A review by jmiae
The Common Reader by Virginia Woolf

4.0

I made the mistake of not understanding that this book is meant to be a collection of (relatively easily digestible) literary criticism essays until about the sixth essay, which rather hindered my comprehension initially. Additionally, and perhaps it's just me, I generally find it difficult to fully appreciate literary criticism unless I am fairly familiar with the writers whose work is being critiqued. As a result, my favourite essays were those on Jane Austen, the Brontes, the Russians, as well as the more general ones on the Modern Essay and contemporary writing.
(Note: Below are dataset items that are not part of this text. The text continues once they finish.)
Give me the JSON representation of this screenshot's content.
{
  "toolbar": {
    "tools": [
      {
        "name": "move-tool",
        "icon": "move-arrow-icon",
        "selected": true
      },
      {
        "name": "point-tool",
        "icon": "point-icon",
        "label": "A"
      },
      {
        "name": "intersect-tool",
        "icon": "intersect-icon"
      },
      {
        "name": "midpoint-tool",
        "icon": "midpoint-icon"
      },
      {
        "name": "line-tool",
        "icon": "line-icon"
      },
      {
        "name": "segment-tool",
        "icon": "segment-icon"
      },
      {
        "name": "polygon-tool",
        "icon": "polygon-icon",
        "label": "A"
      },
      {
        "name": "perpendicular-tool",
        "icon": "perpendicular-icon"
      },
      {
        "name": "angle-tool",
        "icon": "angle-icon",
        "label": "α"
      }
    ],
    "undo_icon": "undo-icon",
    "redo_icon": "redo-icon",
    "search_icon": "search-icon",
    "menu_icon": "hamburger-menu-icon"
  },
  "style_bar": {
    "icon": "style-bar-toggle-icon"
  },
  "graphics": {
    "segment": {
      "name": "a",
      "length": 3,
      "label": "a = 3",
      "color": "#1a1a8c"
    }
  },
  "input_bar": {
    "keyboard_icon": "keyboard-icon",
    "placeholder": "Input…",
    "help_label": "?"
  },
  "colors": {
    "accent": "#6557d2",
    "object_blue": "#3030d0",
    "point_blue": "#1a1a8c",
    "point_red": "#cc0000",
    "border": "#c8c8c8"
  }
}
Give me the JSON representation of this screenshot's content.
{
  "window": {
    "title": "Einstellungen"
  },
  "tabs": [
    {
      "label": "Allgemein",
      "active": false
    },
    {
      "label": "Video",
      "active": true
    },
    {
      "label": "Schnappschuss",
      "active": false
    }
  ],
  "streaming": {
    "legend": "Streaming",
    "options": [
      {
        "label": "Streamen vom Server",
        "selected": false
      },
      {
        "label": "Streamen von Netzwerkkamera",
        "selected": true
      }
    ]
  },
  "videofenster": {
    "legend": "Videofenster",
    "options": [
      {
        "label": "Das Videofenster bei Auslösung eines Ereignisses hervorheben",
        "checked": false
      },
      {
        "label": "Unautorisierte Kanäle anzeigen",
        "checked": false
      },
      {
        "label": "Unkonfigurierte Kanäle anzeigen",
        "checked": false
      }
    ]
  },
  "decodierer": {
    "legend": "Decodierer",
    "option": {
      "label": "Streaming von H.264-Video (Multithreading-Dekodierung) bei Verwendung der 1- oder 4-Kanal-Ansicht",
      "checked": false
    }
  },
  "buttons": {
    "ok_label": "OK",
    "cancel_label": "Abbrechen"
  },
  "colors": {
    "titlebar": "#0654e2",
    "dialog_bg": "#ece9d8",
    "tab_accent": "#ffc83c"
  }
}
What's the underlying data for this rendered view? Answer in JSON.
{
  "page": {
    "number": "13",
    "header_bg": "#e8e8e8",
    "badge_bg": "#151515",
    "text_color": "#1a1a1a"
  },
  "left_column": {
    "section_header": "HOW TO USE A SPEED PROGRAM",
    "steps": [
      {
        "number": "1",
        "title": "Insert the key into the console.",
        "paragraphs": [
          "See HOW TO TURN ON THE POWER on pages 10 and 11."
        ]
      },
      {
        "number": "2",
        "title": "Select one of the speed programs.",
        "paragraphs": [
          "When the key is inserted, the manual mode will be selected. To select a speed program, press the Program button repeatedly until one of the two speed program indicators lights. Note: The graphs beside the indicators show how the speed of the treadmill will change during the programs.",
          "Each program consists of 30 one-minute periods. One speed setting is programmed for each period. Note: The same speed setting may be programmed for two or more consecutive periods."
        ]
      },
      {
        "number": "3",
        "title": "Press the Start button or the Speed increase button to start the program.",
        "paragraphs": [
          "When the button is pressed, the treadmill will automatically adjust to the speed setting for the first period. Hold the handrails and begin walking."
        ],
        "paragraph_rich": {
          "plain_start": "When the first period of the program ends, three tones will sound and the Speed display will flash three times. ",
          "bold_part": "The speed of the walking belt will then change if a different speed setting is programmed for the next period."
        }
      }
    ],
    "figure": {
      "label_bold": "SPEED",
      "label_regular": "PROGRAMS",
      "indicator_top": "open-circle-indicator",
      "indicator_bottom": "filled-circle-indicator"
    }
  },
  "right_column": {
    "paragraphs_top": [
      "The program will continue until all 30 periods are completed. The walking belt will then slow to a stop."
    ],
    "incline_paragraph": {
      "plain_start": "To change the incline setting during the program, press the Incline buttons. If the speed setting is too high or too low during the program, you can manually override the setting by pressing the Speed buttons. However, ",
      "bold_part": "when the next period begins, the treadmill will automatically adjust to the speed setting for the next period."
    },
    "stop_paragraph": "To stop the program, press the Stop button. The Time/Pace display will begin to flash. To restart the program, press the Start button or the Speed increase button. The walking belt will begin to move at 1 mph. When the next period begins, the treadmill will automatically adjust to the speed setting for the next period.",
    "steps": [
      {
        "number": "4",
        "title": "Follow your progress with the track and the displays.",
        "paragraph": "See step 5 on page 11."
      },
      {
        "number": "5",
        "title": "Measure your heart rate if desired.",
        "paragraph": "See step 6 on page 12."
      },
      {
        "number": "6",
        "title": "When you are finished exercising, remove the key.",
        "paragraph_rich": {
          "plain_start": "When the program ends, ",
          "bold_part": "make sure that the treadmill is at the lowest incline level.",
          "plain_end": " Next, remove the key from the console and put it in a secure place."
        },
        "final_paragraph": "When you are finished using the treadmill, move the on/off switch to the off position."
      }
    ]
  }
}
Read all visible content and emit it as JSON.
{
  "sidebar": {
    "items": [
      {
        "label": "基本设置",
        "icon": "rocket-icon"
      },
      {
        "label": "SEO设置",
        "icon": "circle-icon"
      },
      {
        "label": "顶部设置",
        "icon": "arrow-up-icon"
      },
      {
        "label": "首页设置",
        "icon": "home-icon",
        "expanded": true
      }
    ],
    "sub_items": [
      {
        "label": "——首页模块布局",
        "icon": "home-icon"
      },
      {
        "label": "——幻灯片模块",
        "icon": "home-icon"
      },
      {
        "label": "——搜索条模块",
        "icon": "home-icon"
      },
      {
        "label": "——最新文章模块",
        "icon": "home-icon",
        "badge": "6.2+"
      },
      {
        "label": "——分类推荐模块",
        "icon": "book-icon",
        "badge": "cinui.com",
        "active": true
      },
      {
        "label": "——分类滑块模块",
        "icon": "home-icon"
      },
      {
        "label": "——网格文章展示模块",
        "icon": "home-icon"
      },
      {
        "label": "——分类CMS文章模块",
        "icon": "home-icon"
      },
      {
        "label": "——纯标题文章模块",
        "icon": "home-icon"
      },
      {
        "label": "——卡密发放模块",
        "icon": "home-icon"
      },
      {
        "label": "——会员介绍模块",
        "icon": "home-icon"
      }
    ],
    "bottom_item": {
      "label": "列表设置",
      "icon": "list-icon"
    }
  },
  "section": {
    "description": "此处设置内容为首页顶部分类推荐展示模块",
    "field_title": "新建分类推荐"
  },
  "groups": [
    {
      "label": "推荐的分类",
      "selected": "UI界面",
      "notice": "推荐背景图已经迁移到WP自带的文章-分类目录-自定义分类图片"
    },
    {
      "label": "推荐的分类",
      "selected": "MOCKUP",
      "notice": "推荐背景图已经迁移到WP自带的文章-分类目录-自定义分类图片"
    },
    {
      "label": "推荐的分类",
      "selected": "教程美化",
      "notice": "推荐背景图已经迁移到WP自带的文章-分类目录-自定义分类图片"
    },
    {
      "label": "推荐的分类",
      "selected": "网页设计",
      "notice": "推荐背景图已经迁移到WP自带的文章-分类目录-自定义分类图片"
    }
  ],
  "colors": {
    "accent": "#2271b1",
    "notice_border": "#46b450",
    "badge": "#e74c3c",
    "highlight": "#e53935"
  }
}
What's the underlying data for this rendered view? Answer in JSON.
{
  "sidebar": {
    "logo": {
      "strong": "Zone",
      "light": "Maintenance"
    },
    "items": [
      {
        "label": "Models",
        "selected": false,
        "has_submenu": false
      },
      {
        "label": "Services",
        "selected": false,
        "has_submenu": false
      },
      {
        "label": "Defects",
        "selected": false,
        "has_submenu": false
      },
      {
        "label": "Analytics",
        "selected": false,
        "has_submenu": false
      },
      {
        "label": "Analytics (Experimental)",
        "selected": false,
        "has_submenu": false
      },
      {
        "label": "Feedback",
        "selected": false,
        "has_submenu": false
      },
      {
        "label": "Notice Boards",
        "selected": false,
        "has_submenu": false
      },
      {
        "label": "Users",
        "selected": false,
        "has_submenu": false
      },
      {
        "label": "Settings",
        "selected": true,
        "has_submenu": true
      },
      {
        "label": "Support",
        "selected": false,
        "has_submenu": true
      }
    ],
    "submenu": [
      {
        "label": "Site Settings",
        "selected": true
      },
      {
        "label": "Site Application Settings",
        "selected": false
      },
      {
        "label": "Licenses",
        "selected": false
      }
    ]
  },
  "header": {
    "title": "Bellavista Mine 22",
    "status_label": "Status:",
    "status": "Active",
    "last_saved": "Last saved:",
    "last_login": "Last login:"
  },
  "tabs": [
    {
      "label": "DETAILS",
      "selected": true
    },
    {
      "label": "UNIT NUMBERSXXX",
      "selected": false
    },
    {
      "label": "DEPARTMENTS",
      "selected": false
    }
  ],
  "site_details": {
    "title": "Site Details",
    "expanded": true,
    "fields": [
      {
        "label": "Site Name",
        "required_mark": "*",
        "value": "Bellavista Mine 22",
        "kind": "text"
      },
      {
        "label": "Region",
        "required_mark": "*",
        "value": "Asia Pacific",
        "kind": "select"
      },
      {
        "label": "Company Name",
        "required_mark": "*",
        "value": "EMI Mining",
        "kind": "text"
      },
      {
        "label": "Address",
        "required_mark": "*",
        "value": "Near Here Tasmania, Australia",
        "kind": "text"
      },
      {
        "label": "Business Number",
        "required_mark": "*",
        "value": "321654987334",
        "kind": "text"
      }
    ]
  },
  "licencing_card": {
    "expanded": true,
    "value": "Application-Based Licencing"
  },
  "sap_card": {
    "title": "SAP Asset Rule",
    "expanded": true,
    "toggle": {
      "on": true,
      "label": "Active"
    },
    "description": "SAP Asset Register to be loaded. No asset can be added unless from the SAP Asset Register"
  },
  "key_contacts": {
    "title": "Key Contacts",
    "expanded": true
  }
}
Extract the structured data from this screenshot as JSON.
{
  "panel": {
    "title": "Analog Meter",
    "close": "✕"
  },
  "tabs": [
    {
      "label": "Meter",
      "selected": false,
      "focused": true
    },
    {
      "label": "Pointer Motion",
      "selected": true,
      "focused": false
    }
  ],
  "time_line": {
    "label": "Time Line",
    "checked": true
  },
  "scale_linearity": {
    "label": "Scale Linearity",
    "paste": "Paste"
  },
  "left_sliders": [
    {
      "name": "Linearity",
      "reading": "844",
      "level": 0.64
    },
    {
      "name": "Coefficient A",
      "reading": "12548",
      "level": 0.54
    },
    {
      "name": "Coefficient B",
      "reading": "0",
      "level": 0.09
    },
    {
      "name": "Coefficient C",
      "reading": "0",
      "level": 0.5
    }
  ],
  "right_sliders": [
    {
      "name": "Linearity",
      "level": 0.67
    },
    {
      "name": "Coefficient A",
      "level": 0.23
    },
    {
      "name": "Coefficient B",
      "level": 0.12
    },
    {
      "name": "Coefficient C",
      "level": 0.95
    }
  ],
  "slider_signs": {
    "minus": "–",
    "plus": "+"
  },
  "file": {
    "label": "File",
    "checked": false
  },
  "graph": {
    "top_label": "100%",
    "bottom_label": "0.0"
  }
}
In particular, it was amazing to read her perspective on the work that was being published at the time she was writing, and compare it to the preceding century (1800-1821). We have the privilege of hindsight to fawn over the Jazz Age, the Lost Generation, the Bloomsbury Group, in the same way that she praised Jane Austen, John Keats, Walter Scott, etc. But her thoughts on the influence of Time on the determination of an age's literary masterpieces are sublime:

"Their poems, plays, biographies, novels are not books but notebooks, and Time, like a good schoolmaster, will take them in his hands, point to their blots and erasions, and tear them across; but he will not throw them into the waste-paper basket. He will keep them because other students will find them very useful. It is from notebooks of the present that the masterpieces of the future are made."